As it works with the city staff to develop a code for conditional uses, the Westerville Planning Commission is discussing how to best address transient vendors, such as food trucks and T-shirt vendors.

As it works with the city staff to develop a code for conditional uses, the Westerville Planning Commission is discussing how to best address transient vendors, such as food trucks and T-shirt vendors.

Westerville's planning staff presented new policies to the planning commission at its August meeting, proposing regulations for food trucks, farmers markets, plant nurseries, Christmas tree lots and pumpkin lots.

At the time, Westerville planning administrator Rich Kight said the city did not have rules aimed toward those uses, leaving the city's staff to try to apply other parts of the code to help regulate them.

The planning commission continued discussion on the proposed code at its Sept. 22 meeting, with members mostly agreeing on language that would limit the allotted time for seasonal sales, such as Christmas tree lots, and that would designate where in the city they could be set up.

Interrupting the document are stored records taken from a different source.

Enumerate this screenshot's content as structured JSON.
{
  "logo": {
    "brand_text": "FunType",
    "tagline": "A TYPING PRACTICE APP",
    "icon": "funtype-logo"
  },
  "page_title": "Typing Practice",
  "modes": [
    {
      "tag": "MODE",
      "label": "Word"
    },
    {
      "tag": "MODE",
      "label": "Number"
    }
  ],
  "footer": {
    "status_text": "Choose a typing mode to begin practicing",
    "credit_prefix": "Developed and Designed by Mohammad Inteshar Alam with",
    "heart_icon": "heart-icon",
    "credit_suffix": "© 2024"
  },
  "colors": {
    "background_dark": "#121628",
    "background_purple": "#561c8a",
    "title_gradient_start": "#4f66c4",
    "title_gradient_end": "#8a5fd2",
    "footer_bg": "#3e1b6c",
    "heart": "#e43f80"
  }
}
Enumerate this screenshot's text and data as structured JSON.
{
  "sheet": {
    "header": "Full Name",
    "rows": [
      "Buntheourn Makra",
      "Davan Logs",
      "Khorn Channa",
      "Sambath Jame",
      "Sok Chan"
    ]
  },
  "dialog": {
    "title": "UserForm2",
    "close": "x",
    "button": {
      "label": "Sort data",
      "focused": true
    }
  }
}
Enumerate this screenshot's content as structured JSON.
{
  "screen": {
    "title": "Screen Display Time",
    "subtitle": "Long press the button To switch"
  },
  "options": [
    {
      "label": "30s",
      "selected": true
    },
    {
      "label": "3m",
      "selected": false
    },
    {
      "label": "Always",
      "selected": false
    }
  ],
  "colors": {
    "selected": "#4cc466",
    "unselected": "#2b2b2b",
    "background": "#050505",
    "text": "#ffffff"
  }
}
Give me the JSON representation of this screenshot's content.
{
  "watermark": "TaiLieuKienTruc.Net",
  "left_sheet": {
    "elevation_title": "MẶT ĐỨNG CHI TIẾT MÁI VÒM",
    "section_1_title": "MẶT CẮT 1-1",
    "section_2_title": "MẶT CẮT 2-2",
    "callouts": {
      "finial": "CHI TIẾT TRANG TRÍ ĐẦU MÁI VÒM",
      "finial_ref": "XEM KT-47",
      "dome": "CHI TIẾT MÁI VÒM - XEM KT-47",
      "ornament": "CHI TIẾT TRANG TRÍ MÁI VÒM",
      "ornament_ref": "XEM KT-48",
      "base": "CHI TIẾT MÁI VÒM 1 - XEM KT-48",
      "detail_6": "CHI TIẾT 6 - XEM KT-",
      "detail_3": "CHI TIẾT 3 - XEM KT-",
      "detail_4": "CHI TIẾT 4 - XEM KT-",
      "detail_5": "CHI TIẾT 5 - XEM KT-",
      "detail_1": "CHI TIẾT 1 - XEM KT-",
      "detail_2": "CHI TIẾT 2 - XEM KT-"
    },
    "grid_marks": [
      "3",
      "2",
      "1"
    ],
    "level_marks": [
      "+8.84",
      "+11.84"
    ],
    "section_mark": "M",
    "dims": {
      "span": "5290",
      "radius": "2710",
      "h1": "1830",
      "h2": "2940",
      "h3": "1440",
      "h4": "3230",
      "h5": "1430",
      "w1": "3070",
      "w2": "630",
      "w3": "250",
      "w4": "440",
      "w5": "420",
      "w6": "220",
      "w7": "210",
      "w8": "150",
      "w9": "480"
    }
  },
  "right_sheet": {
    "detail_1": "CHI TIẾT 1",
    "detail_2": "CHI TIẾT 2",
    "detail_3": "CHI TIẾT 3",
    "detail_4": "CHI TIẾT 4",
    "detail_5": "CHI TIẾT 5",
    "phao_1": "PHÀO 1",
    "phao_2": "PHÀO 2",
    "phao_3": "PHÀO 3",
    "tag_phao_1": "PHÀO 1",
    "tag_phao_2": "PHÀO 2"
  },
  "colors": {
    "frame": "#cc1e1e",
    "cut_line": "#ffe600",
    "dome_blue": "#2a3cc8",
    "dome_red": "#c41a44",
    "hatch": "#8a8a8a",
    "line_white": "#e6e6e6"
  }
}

Commission members did debate, however, how to handle transient vendors.

Member Matt Whitehead said the city should lay out exactly what types of vendors and sales are and are not permitted in Westerville.

"We need to be specific here," Whitehead said. "We're still missing a key element of what we're trying to get out of these types of sales and regulations."

But member Brian Szuch said that type of specificity could be dangerous, because other types of undesirable vendors not listed in the code could set up shop.

"As far as trying to keep out particular uses, I just think that's a very dangerous thing because we're never going to think of them all," Szuch said.

However, he said simply having a process through which vendors would have to seek permission to set up shop in Westerville likely would weed out any questionable vendors.

"Just the fact that they have to go through this process they'll go to Columbus; they'll go somewhere else," Szuch said. "I think this handles itself."

Assistant city prosecutor Kyle Stroh said his concern is that with no regulations in place, once Westerville allows transient vendors in, it will be difficult to kick them out or to limit their numbers.

He pointed out that the proposed code does not limit how long vendors can be set up within the city, other than to require a new permit every year. He said the code also does not limit how many vendors can be set up in one location.

"I think the transient vendor thing opens a can of worms," Stroh said. "I'm not sure once they're in, how I could get them out legally.

"I'm not comfortable with how it's drafted. I'm just concerned with how we get the lid back on the cap if we don't like what we attract."

Before bringing the code changes before the planning commission for a vote, city planner Lisa LaMantia said the staff would like to know whether the city wants to permit transient vendors to operate in Westerville.

"We need to know: Are these things we want to allow in the city? That's what we're trying to find out," LaMantia said. "We can say no."

Though the city staff had hoped the planning commission would vote on the proposed code at the Sept. 22 meeting, it instead decided to delay further discussion on the issue until the November meeting.